• Gefälschte Fahrzeugteile

Gefälschte Markenprodukte – ein Problem auch für Kfz-Teilehersteller


So manche Fälschung fällt auf den ersten Blick ins Auge. Mal ist der Markenname falsch geschrieben, dann wieder sind Abbildungen oder Farben auf Umverpackungen derart schlecht, dass man auf den ersten Blick erkennt: Finger weg. Doch nicht immer ist das so. Die Produktpiraten sind lernfähig und bedienen sich immer raffinierterer Technik. Zunehmend mehr dieser Fakes sind also verdammt gut gemacht. Aber fast immer nur optisch. Technisch sind diese in aller Regel mangelhaft bis gefährlich, denn in der Verwendung minderwertiger Rohstoffe liegt der große Gewinn. Weil der Löwenanteil dieser Ware im Internet vertrieben wird, über Server irgendwo im Ausland, ist den Hintermännern nur schwer beizukommen. Nicht zuletzt deshalb haben die hiesigen Qualitätshersteller zu eigenen Abwehrmechanismen gegriffen.

Ein Beispiel für wirksame Maßnahmen gegen Produktpiraterie stammt vom europäischen Dachverband der Automobilzulieferindustrie (CLEPA) in Zusammenarbeit mit TecCom, einer Marke der TecAlliance GmbH. Mit TechIdentify ist es zumindest Mechatronikern in der Werkstatt möglich, über eine kostenlose App Ersatzteile im Internet auf Echtheit zu prüfen. Einige bekannte Ersatzteilmarken wie Bosch und Mahle gehen sogar darüber hinaus und applizieren eigene Erkennungsmarker auf ihren Produkten. Damit soll es gelingen, die Flut gefälschter Produkte einzudämmen. Immerhin entsteht der deutschen Wirtschaft jährlich ein Milliardenschaden durch Produktpiraterie. Und natürlich versprechen die mitunter abenteuerlich nachgemachten Produkte nicht annähernd die Sicherheit und Haltbarkeit des Originals. Am Ende zahlt also der Autofahrer die Zeche für illegale Produkte. Auch darauf weist die Initiative „Qualität ist Mehrwert“, getragen von führenden Ersatzteilherstellern, immer wieder hin.

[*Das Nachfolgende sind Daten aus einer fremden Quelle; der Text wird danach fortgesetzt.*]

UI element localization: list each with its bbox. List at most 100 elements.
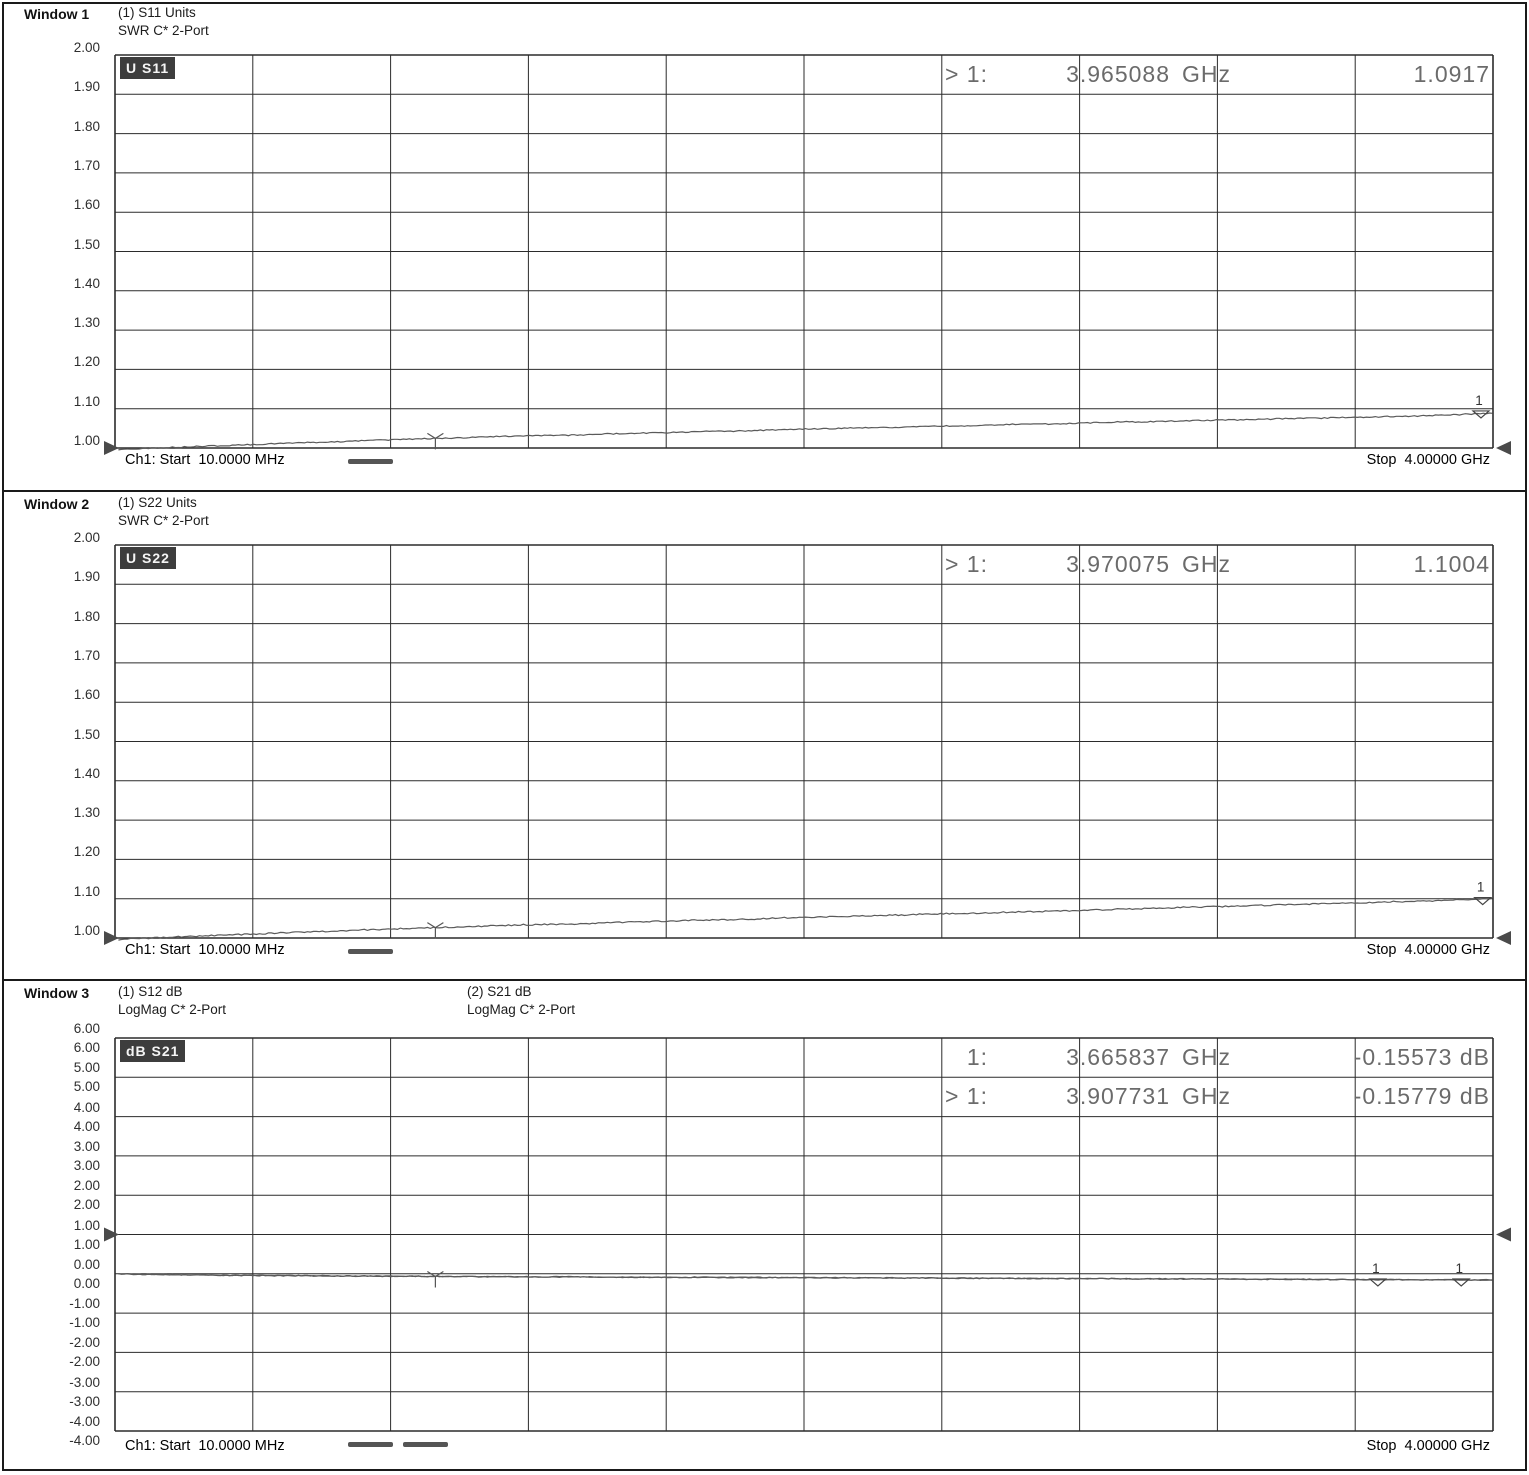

Womit wir bei der Kernfrage wären: Wie erkennt der Autofahrer nachgemachte Qualitätsteile? Eben manchmal ganz einfach, durch puren Augenschein. Oft aber auch nicht. Daher ist die beste Lösung immer noch: Hände weg von vermeintlichen Schnäppchen aus dem Internet. Ist der Preis besonders billig, ist es sehr wahrscheinlich auch die Qualität. Und am besten fährt man einfach mit der Beratung durch Profis in der Fachwerkstatt. Der Kfz-Meister und seine Mitarbeiter erkennen, was dem Laien verborgen bleibt. Die qualifizierte Werkstatt bezieht ihre Ware über den seriösen Großhandel. Hier ist die Gefahr, auf eine üble Täuschung hereinzufallen, drastisch reduziert. Sucht euch also lieber den Meister des Vertrauens. Wenn ihr den, wie Millionen andere, nicht schon längst gefunden habt!